February 19, 2014, by Yvonne Teoh
Modern Day Slaves
TIME recently covered a story on an Indonesian domestic worker Erwiana Sulistyaningsih who left for Hong Kong with the hopes of making a good living and helping her family to make ends meet. Her efforts were cut short as months later, the 23-year old returned home with bruises replacing her delicate face and open sores on both her feet. Erwiana suffered eight months of beatings by her employer. Leaving her nightmares in her past, she was unable to walk when she arrived at the airport and had to be carried to the hospital. Erwiana’s case is not the first. Many young women before her suffered the same fate.
Many, like you and me, would like to think that “slavery” as a concept that stayed in our dusty history books and a culture that was practiced at a point in time when society was uncivilized. Slavery persisted through time and now seeps and settles within our society in a subtle manner with a new name, domestic workers or maids. Some more unfortunate than others, would endure unkind treatments by their employers, such as Erwiana’s case. But what makes an employer feel justifiable to inflict pain on his/her maid?
The Stanford prison experiment done back in 1971 by Philip Zimbardo illustrates the power of authority that befits the employer-maid relationship. In the experiment, a number of undergraduate students were randomly assigned roles of prisoners and guards in a mock prison down in basement of Standford’s Psychology building. What Zimbardo found was shocking beyond beliefs. The “guards” enforced their authority to extreme measures until it caused psychological torture and abuse on the “prisoners”. The mechanism of this relationship can be translated to the employer-maid relationship that goes on within some households.

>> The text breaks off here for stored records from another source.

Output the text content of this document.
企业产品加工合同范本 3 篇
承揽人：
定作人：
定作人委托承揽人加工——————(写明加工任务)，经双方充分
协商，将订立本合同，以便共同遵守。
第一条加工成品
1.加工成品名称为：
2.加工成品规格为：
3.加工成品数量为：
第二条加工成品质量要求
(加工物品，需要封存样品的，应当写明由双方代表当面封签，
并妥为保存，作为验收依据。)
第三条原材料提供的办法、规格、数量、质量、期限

During the experiment, the participants were provided with props and they adapted to their roles very quickly. “Guards” were provided with mirrored sunglasses to prevent eye contact, uniforms, and wooden clubs to further reinforce their authoritative roles while “prisoners” were striped from their individuality. Maids like Erwiana traveled to a new a place and would have to stay and work in a new home and in a culture that is so strange to her. She traded her individuality for a new label that requires her to work to her bones serving. Employers don’t exactly have uniforms or wooden clubs as façades to make them feel psychologically superior. However, they have money and power that they comfortably hide behind.
The experiment demonstrated the impact of roles and situation on human behavior. When someone is placed in a higher position hence they would behave in dominating ways that would establish their standing compared to another’s roles that lie on the polar opposite. These factors are not the main reasons that drive employers into mistreating maids. However, the study paints a clear picture of how dark our behavior can evolve into given a situation that continuously reinforces certain traits and Erwiana’s case is one unfortunate example in the modern day.